Christian Medical College (CMC), an autonomous institute in India, has established itself as one of the best medical schools in the country. Acknowledging the quality of education that CMC offers, the National Assessment and Accreditation Council (NAAC) has given it a five-star rating.
The success story of CMC has been in the works for over 100 years. Dr Ida Sophia Scudder, its founder, started off with a small dispensary in the south Indian town of Vellore in 1900 which grew into a 40-bed hospital within the next two years. Soon after, she started to train women in nursing. The training programme soon expanded into a nursing school and by 1918, the Union Mission Medical School for Women was started with singular focus on training women physicians. It became Christian Medical College (CMC) in 1938. CMC started to offer MBBS programme following its affiliation to the Madras University in 1942. Five years thence, it enrolled its first batch of male students.
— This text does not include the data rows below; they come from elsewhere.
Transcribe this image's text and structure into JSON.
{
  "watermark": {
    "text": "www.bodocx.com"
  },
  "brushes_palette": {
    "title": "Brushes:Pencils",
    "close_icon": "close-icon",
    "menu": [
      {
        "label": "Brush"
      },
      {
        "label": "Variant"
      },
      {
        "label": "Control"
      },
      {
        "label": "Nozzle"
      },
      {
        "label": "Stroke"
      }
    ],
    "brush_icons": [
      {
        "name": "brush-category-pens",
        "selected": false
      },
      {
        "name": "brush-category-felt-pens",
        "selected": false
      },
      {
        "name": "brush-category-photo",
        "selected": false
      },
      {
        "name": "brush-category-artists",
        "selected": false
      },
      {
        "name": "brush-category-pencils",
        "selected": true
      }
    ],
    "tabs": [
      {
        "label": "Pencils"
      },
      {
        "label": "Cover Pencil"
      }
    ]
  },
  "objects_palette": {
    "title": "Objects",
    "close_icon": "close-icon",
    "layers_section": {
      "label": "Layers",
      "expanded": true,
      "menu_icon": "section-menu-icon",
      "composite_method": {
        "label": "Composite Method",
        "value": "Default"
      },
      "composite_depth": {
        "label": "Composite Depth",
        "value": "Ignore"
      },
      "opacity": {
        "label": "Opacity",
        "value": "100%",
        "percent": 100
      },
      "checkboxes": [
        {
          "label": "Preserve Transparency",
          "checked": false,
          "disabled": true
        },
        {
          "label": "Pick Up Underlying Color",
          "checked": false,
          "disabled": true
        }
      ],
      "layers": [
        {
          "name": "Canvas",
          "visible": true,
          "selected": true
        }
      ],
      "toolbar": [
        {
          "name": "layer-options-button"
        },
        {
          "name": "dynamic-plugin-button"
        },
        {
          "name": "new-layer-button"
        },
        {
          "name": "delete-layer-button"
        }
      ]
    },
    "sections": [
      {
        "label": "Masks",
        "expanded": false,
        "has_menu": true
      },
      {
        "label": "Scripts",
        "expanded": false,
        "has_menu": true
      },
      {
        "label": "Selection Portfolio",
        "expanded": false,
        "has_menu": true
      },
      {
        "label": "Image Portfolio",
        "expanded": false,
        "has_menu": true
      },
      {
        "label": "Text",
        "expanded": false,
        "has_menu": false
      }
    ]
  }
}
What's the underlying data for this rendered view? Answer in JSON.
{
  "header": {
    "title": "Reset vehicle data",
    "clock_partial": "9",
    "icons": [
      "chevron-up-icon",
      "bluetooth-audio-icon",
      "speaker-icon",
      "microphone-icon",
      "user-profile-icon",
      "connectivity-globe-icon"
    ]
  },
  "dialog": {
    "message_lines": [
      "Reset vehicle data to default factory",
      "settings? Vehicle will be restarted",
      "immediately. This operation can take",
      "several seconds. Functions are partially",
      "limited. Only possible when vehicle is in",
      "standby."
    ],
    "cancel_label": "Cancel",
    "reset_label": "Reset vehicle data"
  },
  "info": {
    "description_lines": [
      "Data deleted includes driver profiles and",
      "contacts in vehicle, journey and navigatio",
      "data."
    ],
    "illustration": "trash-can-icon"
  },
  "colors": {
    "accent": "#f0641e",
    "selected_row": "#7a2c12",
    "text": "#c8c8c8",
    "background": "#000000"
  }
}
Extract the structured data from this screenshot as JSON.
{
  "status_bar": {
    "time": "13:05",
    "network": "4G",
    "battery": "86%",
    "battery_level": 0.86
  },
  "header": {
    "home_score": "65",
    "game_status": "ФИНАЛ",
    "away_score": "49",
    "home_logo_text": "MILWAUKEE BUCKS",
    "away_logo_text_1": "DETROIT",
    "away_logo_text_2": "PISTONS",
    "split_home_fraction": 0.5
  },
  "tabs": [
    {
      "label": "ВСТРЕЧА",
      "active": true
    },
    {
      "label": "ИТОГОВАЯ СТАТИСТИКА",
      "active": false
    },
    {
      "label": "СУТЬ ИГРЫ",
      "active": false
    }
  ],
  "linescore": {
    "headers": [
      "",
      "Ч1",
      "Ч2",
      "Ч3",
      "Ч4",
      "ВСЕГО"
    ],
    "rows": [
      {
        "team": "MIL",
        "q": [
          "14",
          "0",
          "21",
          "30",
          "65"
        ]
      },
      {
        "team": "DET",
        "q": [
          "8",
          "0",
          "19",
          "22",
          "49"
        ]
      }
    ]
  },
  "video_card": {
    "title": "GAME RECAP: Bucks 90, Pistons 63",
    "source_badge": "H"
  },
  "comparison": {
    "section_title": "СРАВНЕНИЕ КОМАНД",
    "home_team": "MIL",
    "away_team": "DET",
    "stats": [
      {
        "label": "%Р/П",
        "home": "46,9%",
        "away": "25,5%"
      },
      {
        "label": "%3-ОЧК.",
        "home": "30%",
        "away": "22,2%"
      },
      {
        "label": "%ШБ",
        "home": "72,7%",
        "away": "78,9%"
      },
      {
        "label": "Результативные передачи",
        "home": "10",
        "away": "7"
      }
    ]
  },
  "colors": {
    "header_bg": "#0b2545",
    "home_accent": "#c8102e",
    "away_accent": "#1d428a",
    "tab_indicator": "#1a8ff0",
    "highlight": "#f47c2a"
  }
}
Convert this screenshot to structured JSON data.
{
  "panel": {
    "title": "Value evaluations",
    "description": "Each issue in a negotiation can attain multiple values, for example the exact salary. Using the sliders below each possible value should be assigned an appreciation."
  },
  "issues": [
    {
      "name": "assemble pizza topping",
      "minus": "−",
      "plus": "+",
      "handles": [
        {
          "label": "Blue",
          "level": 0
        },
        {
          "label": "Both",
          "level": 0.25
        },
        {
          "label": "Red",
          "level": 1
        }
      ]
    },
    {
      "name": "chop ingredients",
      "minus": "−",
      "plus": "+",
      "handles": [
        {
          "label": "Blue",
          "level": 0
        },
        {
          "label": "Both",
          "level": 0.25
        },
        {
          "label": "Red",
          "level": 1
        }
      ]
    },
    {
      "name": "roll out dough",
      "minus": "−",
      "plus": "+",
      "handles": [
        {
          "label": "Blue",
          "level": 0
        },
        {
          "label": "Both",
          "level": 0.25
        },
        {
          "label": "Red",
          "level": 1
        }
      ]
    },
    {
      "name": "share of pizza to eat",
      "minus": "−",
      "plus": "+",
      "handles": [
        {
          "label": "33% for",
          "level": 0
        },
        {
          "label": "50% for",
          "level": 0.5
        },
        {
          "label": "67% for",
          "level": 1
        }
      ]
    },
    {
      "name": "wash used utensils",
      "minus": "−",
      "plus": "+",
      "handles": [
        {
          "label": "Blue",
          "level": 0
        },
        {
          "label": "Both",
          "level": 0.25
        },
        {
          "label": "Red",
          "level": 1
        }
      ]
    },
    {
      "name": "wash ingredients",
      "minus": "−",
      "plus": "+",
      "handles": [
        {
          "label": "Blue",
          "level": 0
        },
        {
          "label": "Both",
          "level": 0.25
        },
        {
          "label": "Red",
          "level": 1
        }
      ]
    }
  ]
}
At present, the college offers about 150 post-graduate courses in disciplines of health and nursing and enrols about 2,000 students per year.
The success story of CMC is reflected in the various milestones it has achieved. It performed the first ever Reconstructive Surgery for Leprosy in 1948, the first successful Open Heart Surgery in India in 1961, the first Kidney Transplant in India in 1971, the first Bone Marrow Transplantation in India in 1986 and the first successful ABO incompatible Kidney Transplant in India in 2009.
CMC publishes some 230 research articles in indexed peer reviewed journals in a year. CMC operates out of two campuses. Its primary campus is at the centre of Vellore city, while the second is at Bagayam, some seven km from the main campus. To cater to 121 specialised departments which include almost every clinical speciality, CMC has a staff pool of over 7,600 members, with 1,200 plus doctors and 2,400 plus nurses.
CMC has spawned many a doctors of repute – Dr M. Mohan Rao, Order of Australia, who performed the first kidney transplant in India; Dr T. Thomas, the first Indian cardio-thoracic surgeon; Dr Ashok Venkitaraman, Ursula Zoellner Professor of Cancer Research, University of Cambridge; Dr David V. Rajan, arthroscopic surgeon and former president, Indian Arthroscopy Society; Dr Ketayun Ardeshir Dinshaw, former Director of Tata Memorial Centre among many others.
Medical research in India has been witness to many contributions made by the CMC. It is an internationally recognised Infectious Diseases Training and Research Centre as well as home to the South Asian Cochrane Network and Centre. It plays host to a government-funded Stem Cell Research Centre and various other research programmes funded by national and international agencies.